Signed-off-by: Weifeng Su <suweifeng1@xxxxxxxxxx>
---
The difference between the first patch and the first patch is that
the reference counting operation is performed using the atomic semantics,
just like other drivers under UIO:
cdfa835c6e5e87d145f("uio_hv_generic: defer opening vmbus until first use").

And I would claim that that change too is incorrect.

Did you test this with dup()? Lots of open/close cycles on the same
device node? Passing around the file descriptor?
The patch is verified to be able to fix the low-probability problem in our scenario. At the same time, we also perform the dup test on the latest kernel(6.2.0-rc8-g0f5e65cd8f9b-dirty) based on your suggestions. The test code model is as follows:
...
int main()
{
int fd = open("/dev/uio0", O_RDWR);
if (fd < 0) {
printf("error in open /dev/uio0\n");
return -1;
}
int dup_fd = dup(fd);
while (true) {
sleep(1);
}
}

After kill the process, The test results are as follows:
[ 335.730916] swf call uio open
[ 338.307306] swf call uio release

dup does not cause uio_pci_generic.c:open or uio_pci_generic.c:release reference counting exceptions.
PS: In this example, a print is added to the entries of uio_open and uio_release of the driver to confirm the function invoking status.
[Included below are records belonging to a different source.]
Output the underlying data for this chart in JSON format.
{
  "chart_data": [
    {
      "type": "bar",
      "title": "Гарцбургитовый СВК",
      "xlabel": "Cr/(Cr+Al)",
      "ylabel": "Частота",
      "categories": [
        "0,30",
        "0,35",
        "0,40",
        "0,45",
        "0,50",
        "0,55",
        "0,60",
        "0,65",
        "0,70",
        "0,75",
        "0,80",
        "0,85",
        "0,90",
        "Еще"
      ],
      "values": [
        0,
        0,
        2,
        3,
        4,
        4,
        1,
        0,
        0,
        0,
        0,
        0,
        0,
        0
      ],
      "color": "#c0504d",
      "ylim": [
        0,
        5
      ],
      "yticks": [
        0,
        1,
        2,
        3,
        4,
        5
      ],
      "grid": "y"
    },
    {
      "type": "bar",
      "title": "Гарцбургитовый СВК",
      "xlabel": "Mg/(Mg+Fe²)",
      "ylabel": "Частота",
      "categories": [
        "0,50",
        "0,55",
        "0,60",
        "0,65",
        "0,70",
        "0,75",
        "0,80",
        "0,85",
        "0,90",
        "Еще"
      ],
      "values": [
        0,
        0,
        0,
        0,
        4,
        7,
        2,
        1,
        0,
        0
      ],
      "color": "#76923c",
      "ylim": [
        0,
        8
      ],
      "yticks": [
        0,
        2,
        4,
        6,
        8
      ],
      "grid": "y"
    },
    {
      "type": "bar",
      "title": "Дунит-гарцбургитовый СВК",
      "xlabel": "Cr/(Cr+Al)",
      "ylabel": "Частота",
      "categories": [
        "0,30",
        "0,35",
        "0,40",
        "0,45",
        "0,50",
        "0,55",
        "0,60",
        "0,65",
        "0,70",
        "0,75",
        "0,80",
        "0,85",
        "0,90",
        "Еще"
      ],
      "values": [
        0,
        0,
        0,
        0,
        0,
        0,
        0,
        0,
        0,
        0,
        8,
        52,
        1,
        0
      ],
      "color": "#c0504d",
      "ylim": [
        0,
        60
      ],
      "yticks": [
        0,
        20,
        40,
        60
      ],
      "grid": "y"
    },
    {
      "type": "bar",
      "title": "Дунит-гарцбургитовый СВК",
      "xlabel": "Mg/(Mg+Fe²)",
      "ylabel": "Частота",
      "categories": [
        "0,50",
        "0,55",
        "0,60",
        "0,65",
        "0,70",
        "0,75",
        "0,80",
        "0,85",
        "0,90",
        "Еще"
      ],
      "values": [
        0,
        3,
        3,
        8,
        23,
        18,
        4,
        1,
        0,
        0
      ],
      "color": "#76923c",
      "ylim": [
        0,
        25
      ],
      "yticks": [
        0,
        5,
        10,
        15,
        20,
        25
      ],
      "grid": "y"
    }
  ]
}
After reading the "dup" code, we confirm that the struct file uses the f_count protect the same file in the process. The file opened by the "dup" only adds reference counting and does not invoke the open operation of the driver. Disabling the fd only decrementes the f_count count. The release function of the driver is invoked to clear resources only when f_count is 0. Different processes use different struct files to open the same file, and f_count cannot enable the constraint function. In this case, the driver needs to handle the concurrency problem of multiple processes,It's like this patch
cdfa835c6e5e87d145f("uio_hv_generic: defer opening vmbus until first use")

Logically, this is identical to your previous change, so why should it
be accepted?

Again, why not just use a real PCI driver for your device?
We use the uio_pci_generic driver because we use the DPDK, which is a user-mode development platform on which you can develop the user-mode driver.

thanks,

greg k-h

Best regards,
Weifeng Su